Economy

Letta: A single capital market for cheaper financing


The “exit” narratives that once dominated the political discourse in the European Union are now a thing of the past, but these European Parliament elections will judge the degree of commitment to the further integration of the bloc, former Italian prime minister Enrico Letta tells Kathimerini.

Letta, who prepared a report on the future of the EU’s single market titled “Much More Than a Market” (April 2024), emphasizes that the current macroeconomic and geopolitical environment makes it even more imperative to unify Europe’s capital markets, as a reform that will increase financing and reduce costs, making the European market more attractive for businesses. 

He also describes the factors that keep investments in Europe at low levels and in this sense must be the focus for the next term of European institutions.

Why is a single capital market important? How can it practically improve the position of the EU in international competition?

A single capital market is crucial for several reasons. Firstly, it ensures a more efficient allocation of capital across member-states, reducing fragmentation and enabling businesses to access funding more easily and at lower costs. This increased efficiency can enhance the competitiveness of European firms, allowing them to innovate and expand more effectively on a global scale. Secondly, a unified market can attract international investors by offering a larger, more liquid, and diversified investment landscape, thus enhancing the EU’s attractiveness as an investment destination. By fostering a more integrated and resilient financial system, the EU can better withstand economic shocks and geopolitical tensions, thereby strengthening its position in international competition.

How do you assess the political risk for the completion and successful implementation of the project? Do these European elections have a role to play?

The political risk for completing and successfully implementing a single capital market project is significant, but not insurmountable. The upcoming European elections play a crucial role in this context. Historically, the EU has faced challenges like Brexit and rising euroskepticism, which threatened its cohesion. However, the current electoral climate appears more favorable, with a notable shift away from exit narratives. The pragmatic approach of former euroskeptics and the focus on substantive policy debates suggest a more stable political environment. Nevertheless, achieving consensus among diverse member-states remains a challenge, and the elections will determine the balance of power and the level of commitment towards deeper integration and market reforms.
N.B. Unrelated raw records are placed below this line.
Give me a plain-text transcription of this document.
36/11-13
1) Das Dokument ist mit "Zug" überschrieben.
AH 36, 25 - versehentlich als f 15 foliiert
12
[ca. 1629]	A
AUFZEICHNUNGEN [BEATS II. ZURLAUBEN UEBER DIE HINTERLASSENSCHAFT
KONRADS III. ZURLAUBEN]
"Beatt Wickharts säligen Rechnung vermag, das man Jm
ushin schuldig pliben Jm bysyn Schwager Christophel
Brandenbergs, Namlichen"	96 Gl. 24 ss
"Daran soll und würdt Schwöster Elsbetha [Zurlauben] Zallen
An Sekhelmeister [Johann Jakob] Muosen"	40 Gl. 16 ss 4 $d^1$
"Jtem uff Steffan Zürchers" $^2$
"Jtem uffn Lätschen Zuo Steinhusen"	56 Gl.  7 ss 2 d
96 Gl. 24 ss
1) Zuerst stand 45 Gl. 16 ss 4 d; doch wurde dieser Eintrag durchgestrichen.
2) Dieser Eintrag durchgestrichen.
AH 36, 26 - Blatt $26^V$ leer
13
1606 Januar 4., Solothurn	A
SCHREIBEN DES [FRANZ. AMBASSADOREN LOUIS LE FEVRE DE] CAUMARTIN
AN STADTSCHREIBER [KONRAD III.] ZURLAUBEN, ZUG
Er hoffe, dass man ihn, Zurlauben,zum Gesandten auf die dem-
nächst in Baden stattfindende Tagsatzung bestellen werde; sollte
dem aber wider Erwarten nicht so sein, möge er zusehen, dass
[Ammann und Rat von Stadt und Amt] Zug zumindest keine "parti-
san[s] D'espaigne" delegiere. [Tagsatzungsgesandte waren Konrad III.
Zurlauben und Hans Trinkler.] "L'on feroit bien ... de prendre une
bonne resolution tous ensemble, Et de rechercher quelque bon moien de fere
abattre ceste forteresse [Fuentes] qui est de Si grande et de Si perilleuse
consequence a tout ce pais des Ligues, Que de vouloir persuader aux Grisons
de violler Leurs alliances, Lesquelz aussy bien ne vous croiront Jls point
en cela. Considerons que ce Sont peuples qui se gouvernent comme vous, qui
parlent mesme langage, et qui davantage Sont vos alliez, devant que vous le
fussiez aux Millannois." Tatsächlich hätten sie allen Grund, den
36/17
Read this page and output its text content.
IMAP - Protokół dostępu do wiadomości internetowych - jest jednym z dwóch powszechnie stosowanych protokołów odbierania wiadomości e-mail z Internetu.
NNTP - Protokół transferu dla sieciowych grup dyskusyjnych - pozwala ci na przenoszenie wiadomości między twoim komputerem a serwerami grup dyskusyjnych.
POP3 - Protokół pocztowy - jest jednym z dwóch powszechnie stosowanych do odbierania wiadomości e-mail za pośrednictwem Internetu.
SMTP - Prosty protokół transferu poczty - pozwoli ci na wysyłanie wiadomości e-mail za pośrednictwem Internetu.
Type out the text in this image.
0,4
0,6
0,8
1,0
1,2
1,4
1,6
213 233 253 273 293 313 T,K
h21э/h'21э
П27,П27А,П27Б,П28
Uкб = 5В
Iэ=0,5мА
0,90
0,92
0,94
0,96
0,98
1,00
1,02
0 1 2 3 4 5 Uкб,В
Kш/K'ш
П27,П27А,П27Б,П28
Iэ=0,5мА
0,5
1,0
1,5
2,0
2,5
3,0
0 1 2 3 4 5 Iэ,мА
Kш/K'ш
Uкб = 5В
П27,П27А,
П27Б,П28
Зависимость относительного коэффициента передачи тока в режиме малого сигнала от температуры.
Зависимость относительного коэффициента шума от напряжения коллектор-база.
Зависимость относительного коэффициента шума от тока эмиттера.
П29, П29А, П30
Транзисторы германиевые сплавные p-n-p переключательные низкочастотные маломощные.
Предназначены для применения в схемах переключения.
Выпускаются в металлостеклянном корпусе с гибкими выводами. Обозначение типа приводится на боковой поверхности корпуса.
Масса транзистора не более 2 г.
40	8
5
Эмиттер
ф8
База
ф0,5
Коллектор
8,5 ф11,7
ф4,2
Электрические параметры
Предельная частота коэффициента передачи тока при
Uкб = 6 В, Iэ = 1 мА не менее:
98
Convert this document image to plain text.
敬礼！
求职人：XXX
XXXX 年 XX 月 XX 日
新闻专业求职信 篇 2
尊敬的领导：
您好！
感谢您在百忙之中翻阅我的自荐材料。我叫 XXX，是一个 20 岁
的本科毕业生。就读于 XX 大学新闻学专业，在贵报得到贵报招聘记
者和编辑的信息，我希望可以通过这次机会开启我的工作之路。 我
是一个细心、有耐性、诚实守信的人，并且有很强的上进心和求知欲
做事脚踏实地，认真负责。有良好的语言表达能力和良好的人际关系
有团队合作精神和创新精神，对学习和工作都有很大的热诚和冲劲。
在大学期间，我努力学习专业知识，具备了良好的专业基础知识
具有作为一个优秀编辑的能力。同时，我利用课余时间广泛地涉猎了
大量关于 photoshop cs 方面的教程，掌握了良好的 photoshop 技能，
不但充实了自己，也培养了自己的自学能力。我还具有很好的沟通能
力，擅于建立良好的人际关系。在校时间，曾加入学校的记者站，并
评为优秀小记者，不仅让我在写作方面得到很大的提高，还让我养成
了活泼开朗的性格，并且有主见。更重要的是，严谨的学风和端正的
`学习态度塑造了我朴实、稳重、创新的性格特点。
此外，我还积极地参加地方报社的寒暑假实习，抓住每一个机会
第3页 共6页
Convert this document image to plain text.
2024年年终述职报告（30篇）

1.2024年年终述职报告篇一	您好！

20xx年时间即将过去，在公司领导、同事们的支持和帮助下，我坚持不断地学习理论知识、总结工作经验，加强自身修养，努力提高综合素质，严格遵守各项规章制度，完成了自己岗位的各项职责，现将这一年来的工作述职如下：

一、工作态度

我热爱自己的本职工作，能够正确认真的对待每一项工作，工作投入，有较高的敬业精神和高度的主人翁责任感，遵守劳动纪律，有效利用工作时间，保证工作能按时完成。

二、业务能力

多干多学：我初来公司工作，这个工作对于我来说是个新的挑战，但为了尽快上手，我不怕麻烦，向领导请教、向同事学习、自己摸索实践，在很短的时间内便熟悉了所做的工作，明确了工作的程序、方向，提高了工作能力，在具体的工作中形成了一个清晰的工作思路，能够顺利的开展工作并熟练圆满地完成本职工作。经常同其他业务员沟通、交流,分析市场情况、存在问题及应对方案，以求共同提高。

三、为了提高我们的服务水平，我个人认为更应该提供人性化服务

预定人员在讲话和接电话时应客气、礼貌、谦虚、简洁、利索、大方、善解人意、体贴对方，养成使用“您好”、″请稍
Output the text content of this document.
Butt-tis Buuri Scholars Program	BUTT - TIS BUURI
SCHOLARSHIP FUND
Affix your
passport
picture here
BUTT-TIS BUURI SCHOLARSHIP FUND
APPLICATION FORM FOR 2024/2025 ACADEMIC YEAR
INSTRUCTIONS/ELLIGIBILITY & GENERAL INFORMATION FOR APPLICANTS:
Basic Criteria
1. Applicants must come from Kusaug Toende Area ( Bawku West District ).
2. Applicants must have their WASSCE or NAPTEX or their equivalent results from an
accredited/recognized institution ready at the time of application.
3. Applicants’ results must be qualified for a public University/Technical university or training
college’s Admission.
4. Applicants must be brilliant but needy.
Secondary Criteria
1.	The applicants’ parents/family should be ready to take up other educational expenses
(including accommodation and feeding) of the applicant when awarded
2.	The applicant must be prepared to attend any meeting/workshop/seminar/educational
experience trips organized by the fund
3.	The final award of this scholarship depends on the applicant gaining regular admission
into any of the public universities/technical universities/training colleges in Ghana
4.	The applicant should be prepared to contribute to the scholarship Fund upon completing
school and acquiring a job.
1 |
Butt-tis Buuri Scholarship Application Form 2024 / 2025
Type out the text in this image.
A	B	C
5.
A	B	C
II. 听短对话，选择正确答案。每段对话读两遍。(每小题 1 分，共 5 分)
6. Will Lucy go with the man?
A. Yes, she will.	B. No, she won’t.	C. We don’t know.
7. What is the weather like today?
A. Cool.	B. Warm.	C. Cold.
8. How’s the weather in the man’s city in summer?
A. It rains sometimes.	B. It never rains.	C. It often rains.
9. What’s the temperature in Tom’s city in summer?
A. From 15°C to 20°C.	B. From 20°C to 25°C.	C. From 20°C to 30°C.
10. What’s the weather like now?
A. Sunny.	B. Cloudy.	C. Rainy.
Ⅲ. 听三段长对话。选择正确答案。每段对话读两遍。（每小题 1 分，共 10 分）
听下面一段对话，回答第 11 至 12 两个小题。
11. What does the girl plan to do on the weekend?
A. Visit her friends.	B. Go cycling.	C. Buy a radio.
The debate on unhindered access to capital for businesses is taking place in an environment of – still – high interest rates and heightened geopolitical tensions. What does the current international environment mean for single capital market reform?

The current international environment presents both challenges and opportunities for single capital market reform. High interest rates can increase the cost of borrowing, potentially slowing down investment. However, a well-integrated capital market can mitigate this by providing diversified funding sources and reducing reliance on traditional banking channels. Geopolitical tensions underscore the need for a robust and unified financial system that can better manage risks and enhance the EU’s strategic autonomy. Therefore, while the international environment adds complexity to the reform process, it also highlights the urgency and importance of creating a resilient single capital market.

More broadly, what other factors do you think are holding down investment in Europe and should concern the next term of the European institutions?

Several factors are currently holding down investment in Europe, and these should be a focus for the next term of European institutions. Firstly, regulatory fragmentation across member-states creates barriers to investment, increasing costs and complexity for businesses operating in multiple countries. Secondly, the lack of a unified digital and green infrastructure inhibits the growth of innovative industries. Thirdly, labor market rigidity and skills mismatches limit productivity and innovation. Additionally, uncertainties surrounding fiscal policies and the sustainability of public finances can deter long-term investments. Lastly, the need for substantial funding to support the green and digital transitions requires a strategic approach to mobilize both public and private resources effectively.

Reflecting on the past and current political climate, there is optimism for the EU’s future post-elections. Unlike previous elections dominated by exit narratives, the current discourse is more pragmatic and focused on practical policy issues, including how to finance the crucial green, just, and digital transitions. This focus is essential, as these transitions require significant investment and overcoming social, political, and administrative challenges. The report “Much More Than a Market” emphasizes the need for innovative financing solutions, such as the proposed “Union of Savings and Investments,” to mobilize necessary resources. The upcoming term should prioritize finding effective and concrete responses to these financial challenges to ensure the successful implementation of EU policies and foster economic growth and innovation.